Le budget n’est pas excessif et pourtant, le rendu est très professionnel et on a pu garder 80 % des idées qu’on avait en tête.

La preuve en est que tout repose sur le talent du réalisateur et surtout sur votre adaptation à modifier vos idées, pour qu’elles se rapprochent du mieux possible à ce que vous aviez en tête sans trop dépenser.


Ce que je vous conseille pour définir votre budget, c’est de créer un Excel, dans lequel vous allez mettre le montant pour chaque élément, même le petit détail, par exemple acheter des sacs-poubelles.

Plus vous allez mettre des détails, moins vous allez dépasser votre budget.



Quatrième étape : le moodboard


Le moodboard est un outil qui permet d’avoir un tableau visuel pour vous permettre de définir la direction artistique de votre clip.

Ce travail se fait main dans la main avec le réalisateur.


Il est composé d’une sélection d’images, de vidéos, de films, de clips, de vêtements, de couleurs, d’atmosphères, de typos, etc. Bref, de tout ce qui peut être utile pour la création de votre clip.


Cet outil part d’une part de vos idées, de l’histoire et du message derrière votre morceau, mais aussi de votre branding général en tant qu’artiste.



Cinquième étape : écrire le scénario et le story-board


Une fois les idées filtrées grâce au budget, et le moodboard terminé, il est temps de concrétiser les choses en écrivant le scénario.


Il va vous permettre d’avoir la ligne directrice de votre clip, mais surtout de définir s’il y a un storytelling, si c’est un clip narratif, conceptuel ou autre.

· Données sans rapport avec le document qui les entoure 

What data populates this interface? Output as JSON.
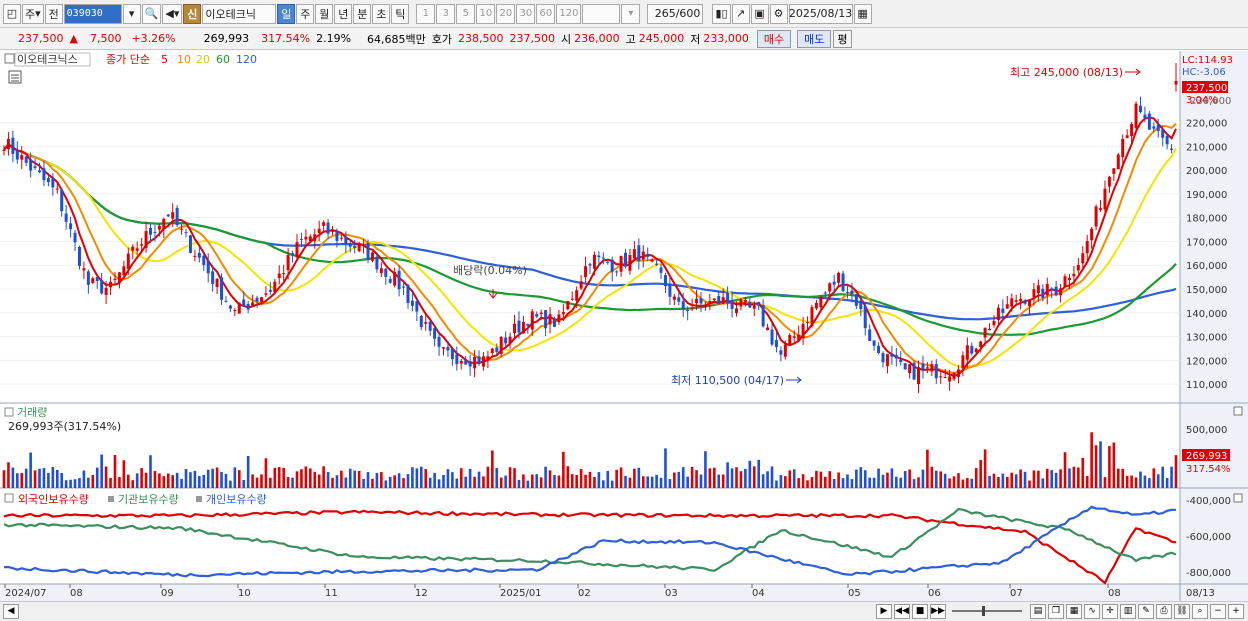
{
  "toolbar": {
    "period_label": "주",
    "prev_label": "전",
    "code": "039030",
    "shin_label": "신",
    "stock_name": "이오테크닉",
    "period_tabs": [
      "일",
      "주",
      "월",
      "년",
      "분",
      "초",
      "틱"
    ],
    "interval_buttons": [
      "1",
      "3",
      "5",
      "10",
      "20",
      "30",
      "60",
      "120"
    ],
    "count_display": "265/600",
    "date_display": "2025/08/13"
  },
  "quote": {
    "price": "237,500",
    "change_arrow": "▲",
    "change": "7,500",
    "change_pct": "+3.26%",
    "volume": "269,993",
    "volume_ratio": "317.54%",
    "turnover_pct": "2.19%",
    "amount": "64,685백만",
    "ask_label": "호가",
    "ask": "238,500",
    "bid": "237,500",
    "open_label": "시",
    "open": "236,000",
    "high_label": "고",
    "high": "245,000",
    "low_label": "저",
    "low": "233,000",
    "buy_label": "매수",
    "sell_label": "매도",
    "avg_label": "평"
  },
  "price_panel": {
    "name": "이오테크닉스",
    "type_label": "종가 단순",
    "ma_periods": [
      "5",
      "10",
      "20",
      "60",
      "120"
    ],
    "lc": "LC:114.93",
    "hc": "HC:-3.06",
    "current_tag": "237,500",
    "current_pct": "3.04%",
    "high_annotation": "최고 245,000 (08/13)",
    "low_annotation": "최저 110,500 (04/17)",
    "dividend_label": "배당락(0.04%)",
    "y_ticks": [
      "220,000",
      "210,000",
      "200,000",
      "190,000",
      "180,000",
      "170,000",
      "160,000",
      "150,000",
      "140,000",
      "130,000",
      "120,000",
      "110,000"
    ],
    "y_values": [
      220000,
      210000,
      200000,
      190000,
      180000,
      170000,
      160000,
      150000,
      140000,
      130000,
      120000,
      110000
    ],
    "y_hidden_tick": "230,000"
  },
  "volume_panel": {
    "title": "거래량",
    "current": "269,993주(317.54%)",
    "y_tick": "500,000",
    "tag": "269,993",
    "tag_pct": "317.54%"
  },
  "holding_panel": {
    "series_labels": [
      "외국인보유수량",
      "기관보유수량",
      "개인보유수량"
    ],
    "y_ticks": [
      "-400,000",
      "-600,000",
      "-800,000"
    ]
  },
  "x_axis": {
    "labels": [
      "2024/07",
      "08",
      "09",
      "10",
      "11",
      "12",
      "2025/01",
      "02",
      "03",
      "04",
      "05",
      "06",
      "07",
      "08"
    ],
    "right_label": "08/13"
  },
  "chart_data": {
    "type": "candlestick",
    "ylim": [
      105000,
      248000
    ],
    "last": {
      "open": 236000,
      "high": 245000,
      "low": 233000,
      "close": 237500
    },
    "high": {
      "value": 245000,
      "date": "08/13"
    },
    "low": {
      "value": 110500,
      "date": "04/17"
    }
  },
  "colors": {
    "up": "#e00000",
    "down": "#1f4fd8",
    "ma5": "#e00000",
    "ma10": "#f08c00",
    "ma20": "#f5e400",
    "ma60": "#1a9a30",
    "ma120": "#2d5fd8",
    "foreign": "#e00000",
    "institution": "#3a8f5c",
    "individual": "#2d5fd8",
    "background": "#ffffff",
    "axis_bg": "#f0f0f0"
  }
}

Pour Tears, on a écrit l’histoire du morceau, et la manière dont ce sera raconté visuellement. On a vraiment mis tout ce qui nous semblait être nécessaire, même le détail de certains plans, déplacements et mouvements de sebjin.

On a complété le scénario avec le story-board, qui consiste à dessiner chaque scène pour avoir les détails des plans, et des actions. C’est un bon exercice pour avoir en tête l’agencement des scènes et la manière dont ce sera filmé.

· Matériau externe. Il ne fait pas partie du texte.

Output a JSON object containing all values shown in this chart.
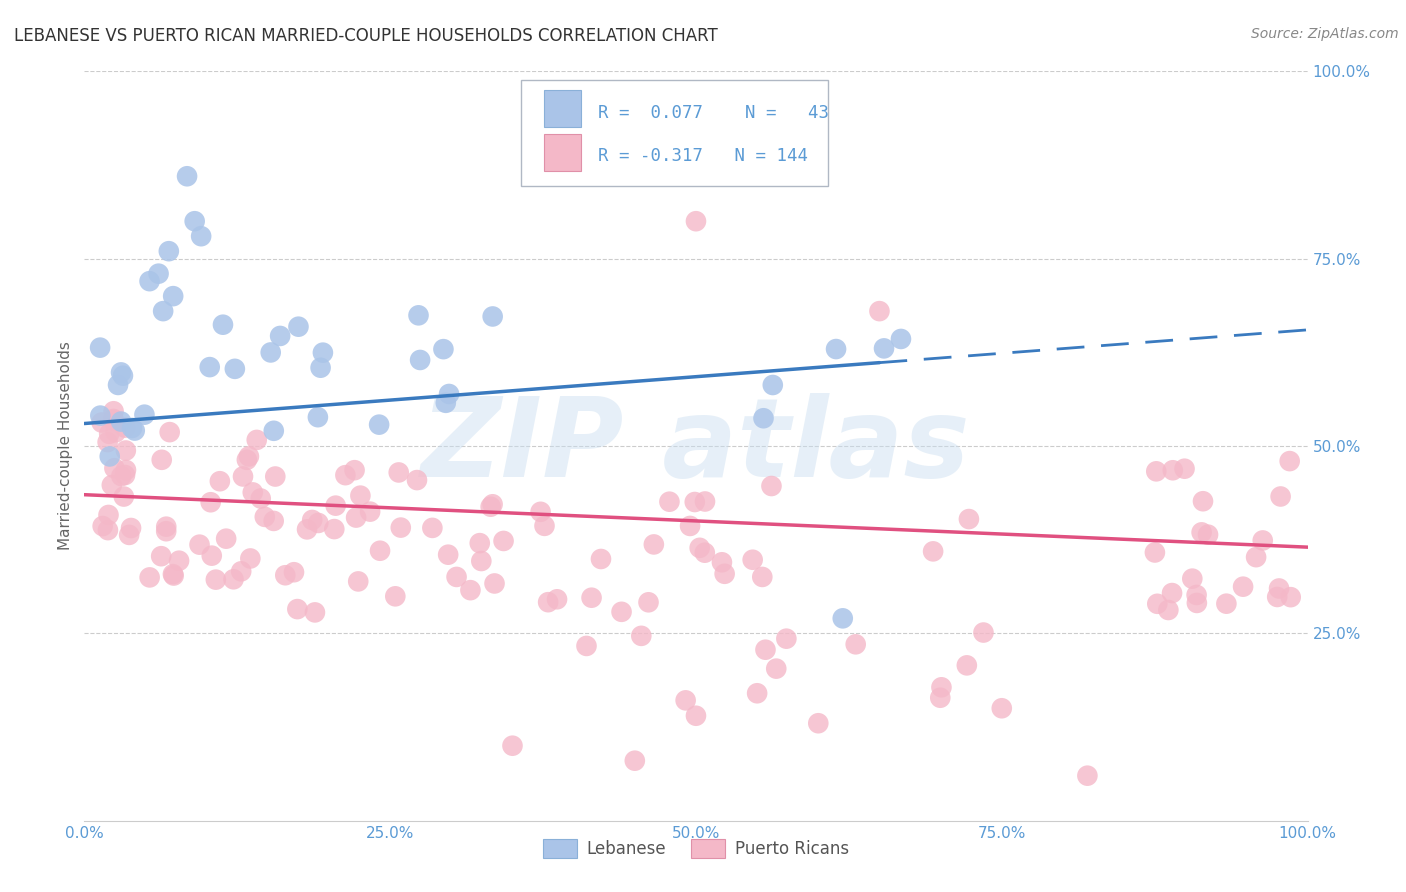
{
  "title": "LEBANESE VS PUERTO RICAN MARRIED-COUPLE HOUSEHOLDS CORRELATION CHART",
  "source": "Source: ZipAtlas.com",
  "ylabel": "Married-couple Households",
  "xlim": [
    0.0,
    1.0
  ],
  "ylim": [
    0.0,
    1.0
  ],
  "xtick_labels": [
    "0.0%",
    "",
    "",
    "",
    "",
    "25.0%",
    "",
    "",
    "",
    "",
    "50.0%",
    "",
    "",
    "",
    "",
    "75.0%",
    "",
    "",
    "",
    "",
    "100.0%"
  ],
  "xtick_vals": [
    0.0,
    0.05,
    0.1,
    0.15,
    0.2,
    0.25,
    0.3,
    0.35,
    0.4,
    0.45,
    0.5,
    0.55,
    0.6,
    0.65,
    0.7,
    0.75,
    0.8,
    0.85,
    0.9,
    0.95,
    1.0
  ],
  "ytick_vals_right": [
    0.25,
    0.5,
    0.75,
    1.0
  ],
  "ytick_labels_right": [
    "25.0%",
    "50.0%",
    "75.0%",
    "100.0%"
  ],
  "legend_labels": [
    "Lebanese",
    "Puerto Ricans"
  ],
  "legend_R": [
    "0.077",
    "-0.317"
  ],
  "legend_N": [
    "43",
    "144"
  ],
  "blue_color": "#aac4e8",
  "pink_color": "#f4b8c8",
  "blue_line_color": "#3a7abf",
  "pink_line_color": "#e05080",
  "tick_color": "#5b9bd5",
  "title_fontsize": 12,
  "label_fontsize": 11,
  "tick_fontsize": 11,
  "background_color": "#ffffff",
  "grid_color": "#cccccc",
  "blue_line_solid_end": 0.65,
  "blue_line_x0": 0.0,
  "blue_line_x1": 1.0,
  "blue_line_y0": 0.53,
  "blue_line_y1": 0.655,
  "pink_line_x0": 0.0,
  "pink_line_x1": 1.0,
  "pink_line_y0": 0.435,
  "pink_line_y1": 0.365
}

Sixième étape : la shot list


Cette étape n’est pas la plus fun à faire (enfin à mon sens), mais c’est celle qui nous a le plus aidé et qui nous a permis de bien diriger le clip et de bien s’organiser.

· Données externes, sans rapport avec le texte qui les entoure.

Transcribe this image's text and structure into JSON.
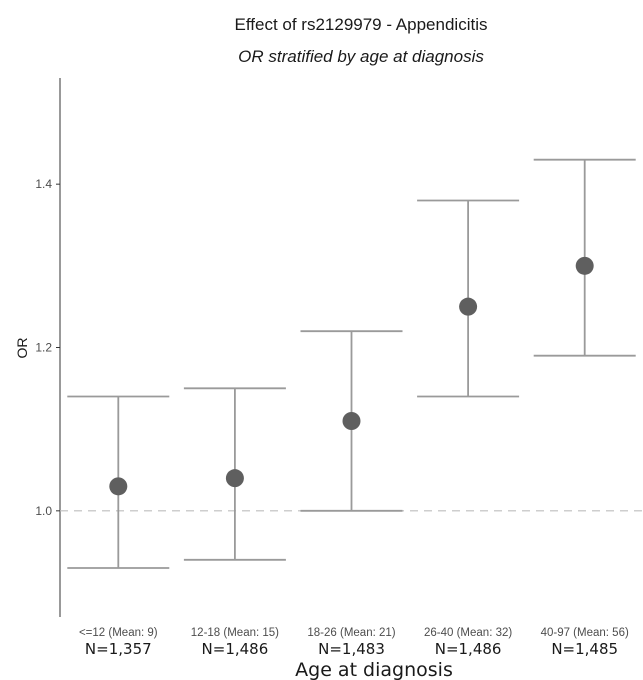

La shot list consiste à écrire le minutage de chaque événement, mouvement, changement de plans, de scène, etc.

Mais également y indiquer les détails, par exemple : de telle seconde à telle seconde, sebjin se lève et se dirige vers le rocher. Ceci nous permet de bien fixer les actions sur des séquences précises du morceau.


C’est un travail fastidieux, mais vraiment nécessaire pour ne rien oublier, et pour être sûr que tout soit bien exécuté.



Septième étape : choisir la date de tournage


Pour bien choisir sa ou ses dates de tournages, il faut prendre en compte les facteurs suivants :


  • la disponibilité de toute l’équipe, des comédiens et de l’artiste

  • la météo (si c’est en extérieur)

  • la disponibilité du lieu

  • la disponibilité du matériel (s’il y a de l’achat ou de la location)


Une fois la date définie et validée par tout le monde, il faut s’organiser au moins deux à trois semaines en avance, pour être sûr de ne rien oublier.